Selain LaNyalla, politikus Partai Golkar yang juga anggota DPR RI, Melchias Marcus Mekeng juga disebut dalam hal yang sama.
Tudingan tersebut ditulis oleh Koran Tempo berdasarkan informasi dari Sumber Anonim (tanpa nama). Hanya disebut sumber tersebut adalah seseorang dari partai penyokong pemerintah.
“Saya terus terang prihatin dengan kualitas koran Tempo. Karena pada hari Senin, 28 Februari kemarin, saya secara resmi, melalui siaran pers Ketua DPD RI, menyatakan menolak penundaan pemilu. Tetapi info dari sumber anonim dipercaya dan ditulis dalam lead berita Koran Tempo tanggal 1 Maret,” ungkap LaNyalla, di Surabaya, Rabu (2/3/2022).
Karena itu, lanjut LaNyalla, dirinya meminta Staf Khusus Ketua DPD RI Bidang Media dan Informasi, Sefdin Syaifudin untuk menemui Dewan Pers dalam rangka agar Dewan Pers menjaga marwah dan kualitas serta kredibilitas media di tanah air.
“Apalagi sekelas Koran Tempo,” tandasnya.
Di tempat terpisah, Sefdin mengatakan sudah menghubungi salah satu anggota Dewan Pers, Agus Sudibyo, yang juga pengurus PWI Pusat, terkait hal tersebut.

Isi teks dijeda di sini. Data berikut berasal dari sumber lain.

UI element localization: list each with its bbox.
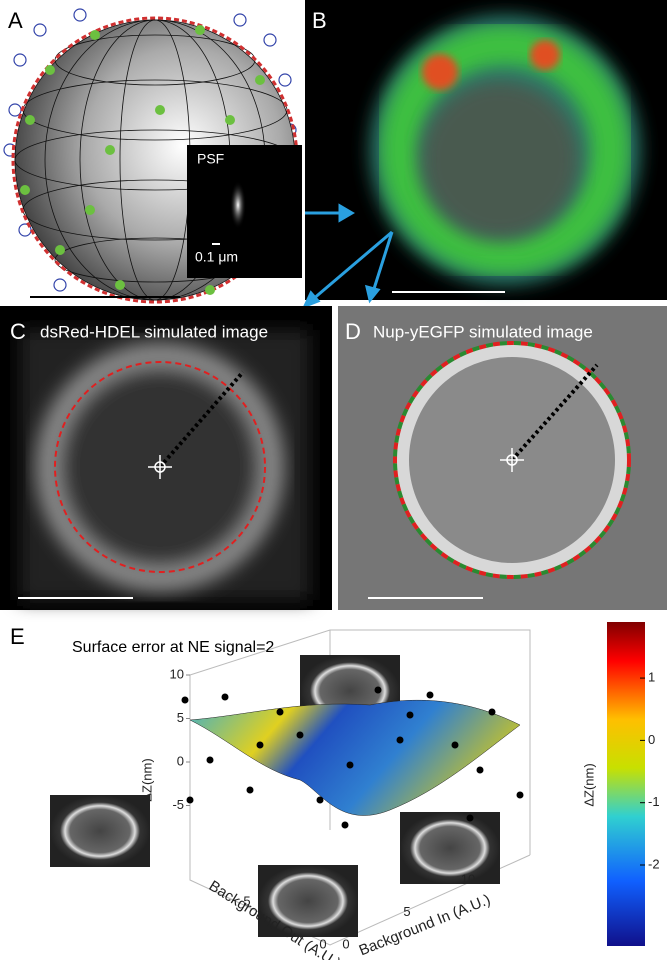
colorbar-tick-label: 1 [648, 670, 655, 685]
colorbar-tick-label: -2 [648, 856, 660, 871]
z-tick-label: -5 [172, 797, 184, 812]
inset-label: PSF [197, 151, 224, 167]
surface [190, 700, 520, 815]
z-axis-label: ΔZ(nm) [139, 758, 154, 801]
y-tick-label: 0 [342, 936, 349, 951]
panel-title: Surface error at NE signal=2 [72, 639, 274, 656]
x-tick-label: 5 [243, 893, 250, 908]
panel-label: B [312, 8, 327, 33]
panel-title: dsRed-HDEL simulated image [40, 322, 268, 341]
z-tick-label: 10 [170, 666, 184, 681]
figure: A PSF 0.1 μm B C dsRed-HDEL simulated im… [0, 0, 667, 960]
scale-label: 0.1 μm [195, 249, 238, 265]
cell-center [420, 80, 580, 240]
hotspot [530, 40, 560, 70]
inset-image [50, 795, 150, 867]
colorbar-label: ΔZ(nm) [581, 763, 596, 806]
y-axis-label: Background In (A.U.) [357, 891, 493, 959]
panel-b: B [305, 0, 667, 300]
z-tick-label: 0 [177, 753, 184, 768]
y-tick-label: 10 [461, 871, 475, 886]
colorbar [607, 622, 645, 946]
panel-e: E Surface error at NE signal=2 ΔZ(nm) ΔZ… [10, 622, 660, 960]
psf-spot [230, 181, 246, 229]
panel-a: A PSF 0.1 μm [0, 0, 302, 302]
panel-label: C [10, 319, 26, 344]
z-tick-label: 5 [177, 710, 184, 725]
x-tick-label: 0 [319, 936, 326, 951]
inset-image [400, 812, 500, 884]
y-tick-label: 5 [403, 904, 410, 919]
panel-label: E [10, 624, 25, 649]
colorbar-tick-label: 0 [648, 732, 655, 747]
page: {"panels": { "a": {"label": "A", "inset_… [0, 0, 667, 960]
colorbar-tick-label: -1 [648, 794, 660, 809]
panel-c: C dsRed-HDEL simulated image [0, 306, 332, 610]
hotspot [422, 54, 458, 90]
panel-label: D [345, 319, 361, 344]
panel-label: A [8, 8, 23, 33]
panel-d: D Nup-yEGFP simulated image [338, 306, 667, 610]
panel-title: Nup-yEGFP simulated image [373, 322, 593, 341]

“Insya Allah hari Jumat saya akan temui Mas Agus di kantor Dewan Pers. Niat kami sesuai keinginan Ketua DPD RI, agar Dewan Pers mengetahui, dan memastikan hal-hal yang seperti ini, yang tentu secara langsung maupun tidak langsung merugikan nama Ketua, tidak terulang dan terjadi kepada orang lain,” tukasnya.
Dikatakan Sefdin, penggunaan sumber anonim sebenarnya telah menjadi kajian serius di dunia jurnalisme, menyusul terbitnya buku Warp Speed, tahun 1999, yang ditulis Bill Kovach dan Tom Rosenstiel.

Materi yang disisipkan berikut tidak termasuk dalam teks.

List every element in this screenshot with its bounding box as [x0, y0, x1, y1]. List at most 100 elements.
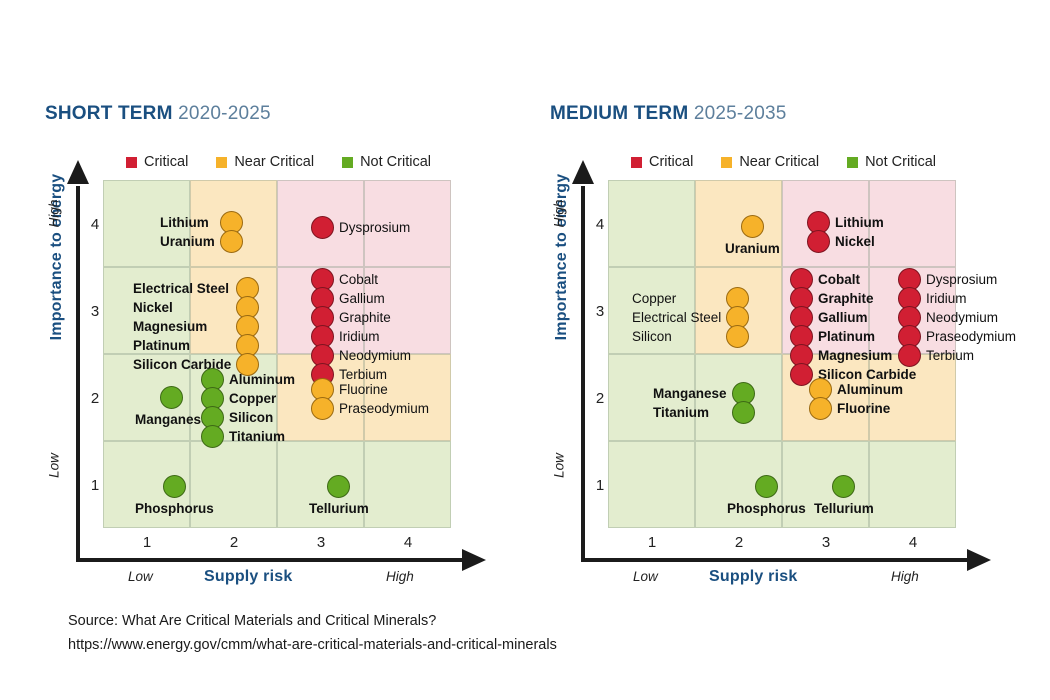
marker-group-uranium[interactable]: Uranium [725, 215, 780, 258]
square-swatch-icon [721, 156, 733, 168]
marker-dots [754, 475, 778, 498]
x-axis-low-label: Low [633, 569, 658, 584]
marker-group-lithium-nickel[interactable]: Lithium Nickel [807, 211, 884, 253]
marker-dots [311, 268, 334, 386]
x-tick-2: 2 [229, 534, 239, 551]
legend-label: Not Critical [865, 154, 936, 170]
marker-labels: Copper Electrical Steel Silicon [632, 289, 721, 346]
zone-cell [695, 180, 782, 267]
marker-labels: Dysprosium [339, 218, 410, 237]
marker-label: Titanium [229, 429, 286, 444]
marker-group-manganese-titanium[interactable]: Manganese Titanium [653, 382, 755, 424]
marker-group-lithium-uranium[interactable]: Lithium Uranium [160, 211, 243, 253]
marker-label: Platinum [133, 338, 191, 353]
zone-cell [608, 354, 695, 441]
marker-labels: Fluorine Praseodymium [339, 380, 429, 418]
marker-label: Silicon [632, 329, 672, 344]
marker-dots [731, 382, 755, 424]
legend-item-near-critical[interactable]: Near Critical [721, 154, 819, 170]
y-axis-low-label: Low [551, 453, 567, 478]
marker-dots [311, 216, 334, 239]
dot-critical [790, 363, 813, 386]
marker-label: Platinum [818, 329, 876, 344]
legend-label: Not Critical [360, 154, 431, 170]
source-line-2[interactable]: https://www.energy.gov/cmm/what-are-crit… [68, 637, 557, 653]
zone-cell [869, 180, 956, 267]
legend-item-critical[interactable]: Critical [631, 154, 693, 170]
marker-label: Fluorine [837, 401, 891, 416]
marker-labels: Manganese [135, 410, 209, 429]
marker-label: Manganese [135, 412, 209, 427]
dot-critical [807, 230, 830, 253]
y-axis-line [76, 186, 80, 561]
marker-label: Silicon [229, 410, 274, 425]
marker-labels: Aluminum Fluorine [837, 380, 903, 418]
marker-label: Nickel [835, 234, 875, 249]
marker-labels: Tellurium [309, 499, 369, 518]
legend-item-critical[interactable]: Critical [126, 154, 188, 170]
marker-group-col3-row2[interactable]: Aluminum Fluorine [809, 378, 903, 420]
marker-group-manganese[interactable]: Manganese [135, 386, 209, 429]
x-tick-1: 1 [142, 534, 152, 551]
marker-label: Nickel [133, 300, 173, 315]
marker-label: Electrical Steel [632, 310, 722, 325]
marker-group-col3-row3[interactable]: Cobalt Graphite Gallium Platinum Magnesi… [790, 268, 916, 386]
marker-label: Graphite [339, 310, 391, 325]
marker-dots [740, 215, 764, 238]
x-axis-title: Supply risk [709, 568, 798, 585]
y-axis-line [581, 186, 585, 561]
dot-not-critical [832, 475, 856, 498]
legend-item-not-critical[interactable]: Not Critical [342, 154, 431, 170]
marker-group-col3-row3[interactable]: Cobalt Gallium Graphite Iridium Neodymiu… [311, 268, 411, 386]
marker-label: Uranium [725, 241, 780, 256]
dot-not-critical [327, 475, 351, 498]
legend-item-near-critical[interactable]: Near Critical [216, 154, 314, 170]
marker-labels: Manganese Titanium [653, 384, 727, 422]
y-axis-title: Importance to energy [48, 173, 65, 341]
y-tick-3: 3 [595, 303, 605, 320]
dot-near-critical [236, 353, 260, 376]
marker-labels: Tellurium [814, 499, 874, 518]
x-tick-2: 2 [734, 534, 744, 551]
dot-near-critical [219, 230, 243, 253]
legend-label: Critical [649, 154, 694, 170]
marker-dots [311, 378, 334, 420]
marker-dots [898, 268, 921, 367]
y-axis-arrow-icon [67, 160, 89, 184]
source-citation: Source: What Are Critical Materials and … [68, 609, 557, 657]
x-axis-title: Supply risk [204, 568, 293, 585]
marker-group-col2-row3[interactable]: Electrical Steel Nickel Magnesium Platin… [133, 277, 260, 376]
marker-label: Dysprosium [926, 272, 998, 287]
marker-label: Electrical Steel [133, 281, 230, 296]
marker-group-col3-row2[interactable]: Fluorine Praseodymium [311, 378, 429, 420]
x-axis-high-label: High [891, 569, 919, 584]
marker-group-col2-row3[interactable]: Copper Electrical Steel Silicon [632, 287, 750, 348]
x-tick-3: 3 [821, 534, 831, 551]
marker-group-dysprosium[interactable]: Dysprosium [311, 216, 410, 239]
x-tick-3: 3 [316, 534, 326, 551]
marker-group-col2-row2[interactable]: Aluminum Copper Silicon Titanium [201, 368, 295, 448]
marker-label: Copper [632, 291, 677, 306]
marker-label: Fluorine [339, 382, 388, 397]
square-swatch-icon [126, 156, 137, 168]
chart-title-medium-term: MEDIUM TERM 2025-2035 [550, 103, 787, 125]
marker-label: Iridium [926, 291, 967, 306]
marker-label: Magnesium [818, 348, 893, 363]
dot-critical [898, 344, 921, 367]
legend-item-not-critical[interactable]: Not Critical [847, 154, 936, 170]
zone-cell [364, 354, 451, 441]
marker-group-tellurium[interactable]: Tellurium [814, 475, 874, 518]
marker-group-tellurium[interactable]: Tellurium [309, 475, 369, 518]
marker-label: Tellurium [814, 501, 874, 516]
dot-not-critical [731, 401, 755, 424]
marker-label: Cobalt [818, 272, 860, 287]
marker-dots [236, 277, 260, 376]
marker-group-phosphorus[interactable]: Phosphorus [135, 475, 214, 518]
marker-group-phosphorus[interactable]: Phosphorus [727, 475, 806, 518]
zone-cell [364, 267, 451, 354]
chart-title-main: SHORT TERM [45, 103, 173, 124]
zone-cell [608, 441, 695, 528]
y-tick-2: 2 [595, 390, 605, 407]
marker-label: Dysprosium [339, 220, 411, 235]
marker-group-col4-row3[interactable]: Dysprosium Iridium Neodymium Praseodymiu… [898, 268, 1016, 367]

“Bahkan pegiat Yayasan Pantau dan pemerhati ilmu jurnalistik, Andreas Harsono telah menulis juga tentang penggunaan sumber anonim yang sebisa mungkin memang dihindari oleh media,” tukas Sefdin, yang juga wartawan senior itu.
Dalam tulisannya, Andreas Harsono mengatakan, seorang sumber anonim punya kecenderungan untuk kurang bertanggungjawab ketimbang sumber yang sama tapi identitasnya disajikan dengan lengkap.
Sumber anonim cenderung lebih sering “bernyanyi”, kedengarannya merdu, tapi esensinya lebih kecil dari apa yang dia katakan.
“Jadi semangat Ketua DPD RI ke Dewan Pers bukan untuk menghukum Koran Tempo, tetapi untuk perbaikan kualitas jurnalisme Indonesia. Apalagi Pak LaNyalla juga Dewan Penasehat PWI Jawa Timur,” pungkas Sefdin.